Sepsis is a serious and life-threatening condition typically caused by bacterial infections. Elderly clients are more susceptible due to their decreased ability to fight off infections and have a higher morbidity and mortality rate than younger clients with sepsis.

24
Q

A client, who had a laparoscopy cholecystectomy two days ago, calls the clinic’s triage nurse in the morning, complaining that they have been awake all night feel feeling restless and anxious, like something isn’t right with them and are afraid of dying.
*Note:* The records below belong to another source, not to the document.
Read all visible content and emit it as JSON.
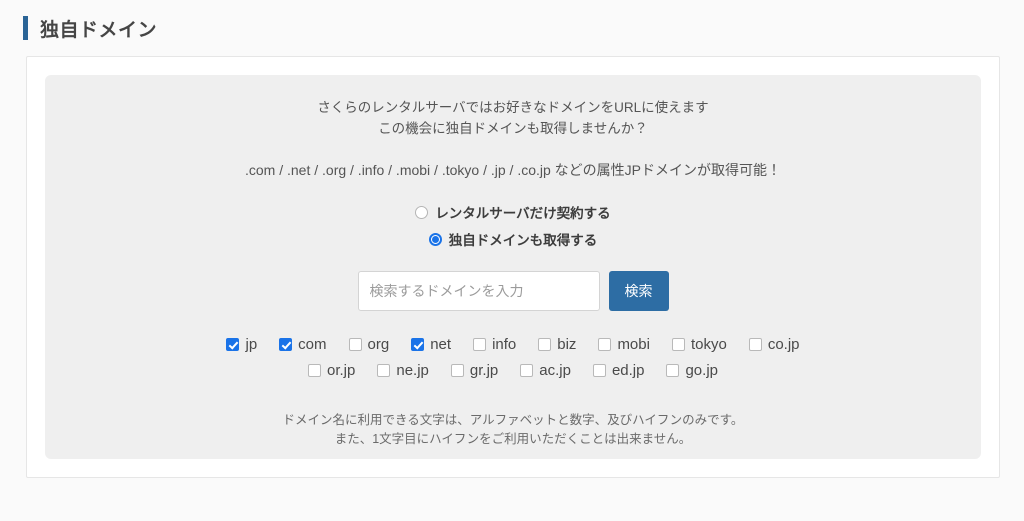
{
  "page": {
    "title": "独自ドメイン"
  },
  "panel": {
    "lead_line1": "さくらのレンタルサーバではお好きなドメインをURLに使えます",
    "lead_line2": "この機会に独自ドメインも取得しませんか？",
    "tld_line": ".com / .net / .org / .info / .mobi / .tokyo / .jp / .co.jp などの属性JPドメインが取得可能！",
    "note_line1": "ドメイン名に利用できる文字は、アルファベットと数字、及びハイフンのみです。",
    "note_line2": "また、1文字目にハイフンをご利用いただくことは出来ません。"
  },
  "radios": [
    {
      "label": "レンタルサーバだけ契約する",
      "checked": false
    },
    {
      "label": "独自ドメインも取得する",
      "checked": true
    }
  ],
  "search": {
    "value": "",
    "placeholder": "検索するドメインを入力",
    "button_label": "検索"
  },
  "checkbox_rows": [
    [
      {
        "label": "jp",
        "checked": true
      },
      {
        "label": "com",
        "checked": true
      },
      {
        "label": "org",
        "checked": false
      },
      {
        "label": "net",
        "checked": true
      },
      {
        "label": "info",
        "checked": false
      },
      {
        "label": "biz",
        "checked": false
      },
      {
        "label": "mobi",
        "checked": false
      },
      {
        "label": "tokyo",
        "checked": false
      },
      {
        "label": "co.jp",
        "checked": false
      }
    ],
    [
      {
        "label": "or.jp",
        "checked": false
      },
      {
        "label": "ne.jp",
        "checked": false
      },
      {
        "label": "gr.jp",
        "checked": false
      },
      {
        "label": "ac.jp",
        "checked": false
      },
      {
        "label": "ed.jp",
        "checked": false
      },
      {
        "label": "go.jp",
        "checked": false
      }
    ]
  ],
  "colors": {
    "accent": "#2a6496",
    "button": "#2d6da4",
    "control_blue": "#1a73e8",
    "panel_bg": "#efefef",
    "page_bg": "#fafafa"
  }
}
Which is the most appropriate nurse’s response?

  1. Questioned the client, if they are experiencing epigastric pain when eating.
  2. Advise the client to return to the clinic now to be seen by their gastric surgeon.
  3. Explained to the client, it may be discomfort from the gas used during the procedure.
  4. Instruct the client to monitor their temperature every four hours and report if temp >100.5°F (37.8°C).
A

2

Clients status post invasive procedures are at risk of hemorrhaging. As a result of the hemorrhaging, the client could go into shock. A feeling of impending doom, accompanied with restlessness and anxiety could be a signs that the client may be hemorrhaging internally. The nurse needs to instruct the client to return to the clinic now to be seen by their gastric surgeon.

25
Q

An unconscious client with a mean arterial pressure (MAP) below 60mmHg; temperature of 96° F (35.5° C) has skin which is cool and moist. During the primary assessment process, the MAP dropped another 10mmHg and appears to be not responding to the bolus IV infusion of NS. The nurse should anticipate the healthcare provider to prescribe what due to the client’s response to the resuscitation efforts?

  1. Dobutamine to be initiated.
  2. Administration of dopamine.
  3. Infusion of sodium nitroprusside.
  4. Increased rate of the infusion of IV fluids.
A

2

The nurse should anticipate the health care provider to prescribe the dopamine first to promote vasoconstriction to improve the mean arterial pressure before the initiation of the other medications. Dopamine is the drug of choice until it is determine whether this client is experiencing shock in relationship to hypovolemic or sepsis which is could be causing the massive vasodilation.